Unable to customize the optimization passes in auto tuning

I’d like to customize the optimization passes before extracting the operators to tune, something like:

    with relay.build_config(opt_level=2, required_pass="AlterOpLayout"):
        tasks = autotvm.task.extract_from_program(
            func, target=target_platform, params=params, ops=tune_ops)

However, the context data is lost as the extract_from_program runs in another thread:

Any idea to keep the customization in tuning?

This won’t work. The part you highlighted was just extracting tunable ops by running through the graph. It’s nothing to do with the op_level. Also, one tuning task contains only a single op, so it only tunes the op schedule without considering the graph level optimization.
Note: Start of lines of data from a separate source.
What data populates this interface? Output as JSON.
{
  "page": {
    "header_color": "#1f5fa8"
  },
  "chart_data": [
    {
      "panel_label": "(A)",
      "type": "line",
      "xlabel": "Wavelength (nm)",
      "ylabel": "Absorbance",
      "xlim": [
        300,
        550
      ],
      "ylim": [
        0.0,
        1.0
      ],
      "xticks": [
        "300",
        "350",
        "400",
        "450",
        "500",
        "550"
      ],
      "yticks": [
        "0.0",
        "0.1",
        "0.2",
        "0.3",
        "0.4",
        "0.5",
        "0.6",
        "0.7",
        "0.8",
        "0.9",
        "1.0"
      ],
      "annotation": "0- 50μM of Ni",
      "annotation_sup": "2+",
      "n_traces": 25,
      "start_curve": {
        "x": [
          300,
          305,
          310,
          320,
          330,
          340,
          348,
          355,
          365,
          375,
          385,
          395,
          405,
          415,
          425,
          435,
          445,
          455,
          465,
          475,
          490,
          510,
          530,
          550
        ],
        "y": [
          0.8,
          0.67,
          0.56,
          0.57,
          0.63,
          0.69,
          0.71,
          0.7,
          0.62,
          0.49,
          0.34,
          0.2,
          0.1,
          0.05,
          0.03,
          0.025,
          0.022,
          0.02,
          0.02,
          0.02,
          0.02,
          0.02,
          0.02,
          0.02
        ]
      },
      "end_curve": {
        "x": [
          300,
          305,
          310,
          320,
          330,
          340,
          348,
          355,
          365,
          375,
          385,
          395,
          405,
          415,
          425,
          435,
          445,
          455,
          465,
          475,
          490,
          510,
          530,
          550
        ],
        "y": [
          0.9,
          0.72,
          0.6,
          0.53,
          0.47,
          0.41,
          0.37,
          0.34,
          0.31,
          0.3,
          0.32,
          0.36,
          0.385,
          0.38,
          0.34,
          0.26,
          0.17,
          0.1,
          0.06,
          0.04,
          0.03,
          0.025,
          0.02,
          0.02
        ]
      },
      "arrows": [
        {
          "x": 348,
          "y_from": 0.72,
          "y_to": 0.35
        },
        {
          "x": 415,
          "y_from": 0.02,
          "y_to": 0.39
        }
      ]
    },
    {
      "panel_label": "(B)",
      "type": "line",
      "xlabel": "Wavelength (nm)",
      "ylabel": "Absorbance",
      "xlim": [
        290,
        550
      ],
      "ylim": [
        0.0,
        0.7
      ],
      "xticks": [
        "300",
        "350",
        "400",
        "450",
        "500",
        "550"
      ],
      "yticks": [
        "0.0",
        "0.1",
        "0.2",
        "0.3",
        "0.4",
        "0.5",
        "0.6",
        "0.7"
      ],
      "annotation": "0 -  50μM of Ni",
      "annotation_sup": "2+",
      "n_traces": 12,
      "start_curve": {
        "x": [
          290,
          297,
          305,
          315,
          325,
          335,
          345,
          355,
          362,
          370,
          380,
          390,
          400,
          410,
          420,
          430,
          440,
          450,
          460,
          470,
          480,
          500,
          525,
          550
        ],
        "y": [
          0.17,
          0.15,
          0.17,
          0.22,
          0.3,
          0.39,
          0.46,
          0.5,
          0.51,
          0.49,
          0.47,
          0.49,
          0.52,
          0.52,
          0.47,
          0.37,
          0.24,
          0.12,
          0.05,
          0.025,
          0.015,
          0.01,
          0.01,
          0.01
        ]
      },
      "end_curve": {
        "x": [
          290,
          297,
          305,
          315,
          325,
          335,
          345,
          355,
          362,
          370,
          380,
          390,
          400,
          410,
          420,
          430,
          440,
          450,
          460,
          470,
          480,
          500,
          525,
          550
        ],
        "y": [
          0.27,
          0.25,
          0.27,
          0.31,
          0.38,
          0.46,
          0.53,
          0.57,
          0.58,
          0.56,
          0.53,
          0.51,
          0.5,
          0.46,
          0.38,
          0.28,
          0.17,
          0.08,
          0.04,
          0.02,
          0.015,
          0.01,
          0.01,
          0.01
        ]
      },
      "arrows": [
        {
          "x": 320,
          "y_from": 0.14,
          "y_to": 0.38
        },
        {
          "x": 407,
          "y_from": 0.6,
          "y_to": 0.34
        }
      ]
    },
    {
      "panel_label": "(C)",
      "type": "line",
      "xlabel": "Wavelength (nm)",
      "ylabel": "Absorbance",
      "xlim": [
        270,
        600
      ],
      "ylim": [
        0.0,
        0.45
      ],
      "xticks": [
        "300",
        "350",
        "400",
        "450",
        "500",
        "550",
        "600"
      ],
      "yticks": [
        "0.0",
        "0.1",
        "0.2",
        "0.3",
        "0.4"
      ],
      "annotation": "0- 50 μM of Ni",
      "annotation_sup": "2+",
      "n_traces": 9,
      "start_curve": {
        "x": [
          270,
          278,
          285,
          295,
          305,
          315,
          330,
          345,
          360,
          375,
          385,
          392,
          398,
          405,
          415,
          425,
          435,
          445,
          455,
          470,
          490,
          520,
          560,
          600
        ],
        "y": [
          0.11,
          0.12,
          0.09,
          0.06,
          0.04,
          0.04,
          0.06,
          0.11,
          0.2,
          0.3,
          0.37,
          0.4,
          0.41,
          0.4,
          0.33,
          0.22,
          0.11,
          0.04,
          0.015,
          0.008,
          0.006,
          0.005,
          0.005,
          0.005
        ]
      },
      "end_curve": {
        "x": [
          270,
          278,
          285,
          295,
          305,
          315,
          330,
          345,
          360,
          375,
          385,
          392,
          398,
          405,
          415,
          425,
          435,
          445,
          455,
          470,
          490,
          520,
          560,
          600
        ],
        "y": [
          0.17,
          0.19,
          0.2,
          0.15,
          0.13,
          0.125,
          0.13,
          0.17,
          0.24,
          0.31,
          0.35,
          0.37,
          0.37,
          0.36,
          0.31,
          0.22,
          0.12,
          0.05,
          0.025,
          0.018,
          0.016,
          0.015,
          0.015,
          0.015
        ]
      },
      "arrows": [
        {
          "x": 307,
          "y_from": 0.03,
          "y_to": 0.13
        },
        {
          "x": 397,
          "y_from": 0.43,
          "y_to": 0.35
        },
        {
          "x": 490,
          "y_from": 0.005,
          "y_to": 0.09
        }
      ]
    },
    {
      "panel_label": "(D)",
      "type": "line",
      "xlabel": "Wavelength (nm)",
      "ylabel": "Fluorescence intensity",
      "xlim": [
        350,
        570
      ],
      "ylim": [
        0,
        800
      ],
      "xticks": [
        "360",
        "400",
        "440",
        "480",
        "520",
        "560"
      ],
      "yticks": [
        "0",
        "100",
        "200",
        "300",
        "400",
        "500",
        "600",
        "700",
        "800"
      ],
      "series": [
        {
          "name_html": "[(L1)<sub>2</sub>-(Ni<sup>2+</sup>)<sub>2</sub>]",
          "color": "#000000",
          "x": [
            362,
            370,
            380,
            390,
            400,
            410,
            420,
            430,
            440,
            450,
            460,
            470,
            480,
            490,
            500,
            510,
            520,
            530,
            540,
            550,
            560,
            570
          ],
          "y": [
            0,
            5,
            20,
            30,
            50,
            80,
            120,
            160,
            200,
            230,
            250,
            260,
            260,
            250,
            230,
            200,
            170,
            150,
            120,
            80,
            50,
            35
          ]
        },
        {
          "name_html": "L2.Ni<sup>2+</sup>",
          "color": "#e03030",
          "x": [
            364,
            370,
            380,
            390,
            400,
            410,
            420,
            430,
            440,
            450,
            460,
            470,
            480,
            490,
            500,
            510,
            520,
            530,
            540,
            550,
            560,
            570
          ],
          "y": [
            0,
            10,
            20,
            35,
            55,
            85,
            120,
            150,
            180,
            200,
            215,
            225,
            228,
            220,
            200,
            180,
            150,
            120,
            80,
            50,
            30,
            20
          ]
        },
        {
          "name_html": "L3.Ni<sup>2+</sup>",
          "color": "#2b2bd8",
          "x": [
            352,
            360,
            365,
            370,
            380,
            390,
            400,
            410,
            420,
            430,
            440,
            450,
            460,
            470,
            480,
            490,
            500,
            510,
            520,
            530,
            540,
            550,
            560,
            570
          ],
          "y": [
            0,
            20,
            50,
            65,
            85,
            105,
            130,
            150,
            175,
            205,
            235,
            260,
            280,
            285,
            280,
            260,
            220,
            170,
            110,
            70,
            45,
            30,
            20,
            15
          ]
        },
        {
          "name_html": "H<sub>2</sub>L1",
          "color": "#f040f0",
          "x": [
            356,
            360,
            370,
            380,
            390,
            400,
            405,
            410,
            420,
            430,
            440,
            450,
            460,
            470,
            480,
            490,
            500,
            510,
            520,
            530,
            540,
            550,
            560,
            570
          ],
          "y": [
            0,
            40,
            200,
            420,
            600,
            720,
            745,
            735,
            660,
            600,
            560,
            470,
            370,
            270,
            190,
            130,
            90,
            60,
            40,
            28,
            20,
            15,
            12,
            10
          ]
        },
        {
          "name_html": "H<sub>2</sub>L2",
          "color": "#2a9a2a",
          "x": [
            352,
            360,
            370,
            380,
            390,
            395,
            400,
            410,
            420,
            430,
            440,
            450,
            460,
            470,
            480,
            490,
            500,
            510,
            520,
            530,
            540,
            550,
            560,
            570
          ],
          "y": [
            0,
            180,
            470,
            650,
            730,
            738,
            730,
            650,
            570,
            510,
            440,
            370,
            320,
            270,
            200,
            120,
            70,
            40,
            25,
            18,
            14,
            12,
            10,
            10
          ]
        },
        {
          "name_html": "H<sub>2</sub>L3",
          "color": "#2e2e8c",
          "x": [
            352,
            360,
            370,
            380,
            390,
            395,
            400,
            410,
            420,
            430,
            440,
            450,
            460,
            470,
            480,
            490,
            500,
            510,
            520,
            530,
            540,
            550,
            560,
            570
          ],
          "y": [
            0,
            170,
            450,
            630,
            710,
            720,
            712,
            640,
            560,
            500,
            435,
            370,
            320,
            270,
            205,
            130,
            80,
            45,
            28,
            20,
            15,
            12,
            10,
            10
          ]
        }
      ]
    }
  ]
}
my op is special, its input shape depends on the previous op’s output shape. I’m thinking of two stage tuning. First, tune regular ops and figure out the best output shapes, then tune my ops, as the input shapes are all fixed at that time.

So, I do need to run AlterOpLayout when tuning my op. Oh, I also need to run:

with autotvm.apply_history_best(log_filename):

to get the best output shapes before tuning my ops.

Does that provide more context for the things I’d like to do?

Thanks.

It looks to me that your requirement is not supported by the current AutoTVM, but you may try a workaround. First tune the regular op and figure out the best output shapes as you said. After that, you can do something like follows

# Only keep the best record
autotvm.record.pick_best('history.json', 'best.json')
with open('best.json', 'r') as f:
    for line in f: # Should only have N lines, where N is the number of regular ops
        row = json.loads(line)
        cfg = row['i'][5]['e'] # This is the config factors found by AutoTVM
        out_shape = your_function_to_get_output_shape(cfg)

autotvm.task.create(...) # Create a task of your op based on the out_shape

Thanks. That is indeed a workaround. Just a lot of book keeping on my side.

Just curious, why we need to create a separate thread? Just for performance reasons or there are some other considerations? I removed the multithreading in this case and the optimization pass AlterOpLayout did get run. I didn’t notice anything unusual.

Not sure about it either, but it may trigger Python multiprocessing issues in some cases according to the comment.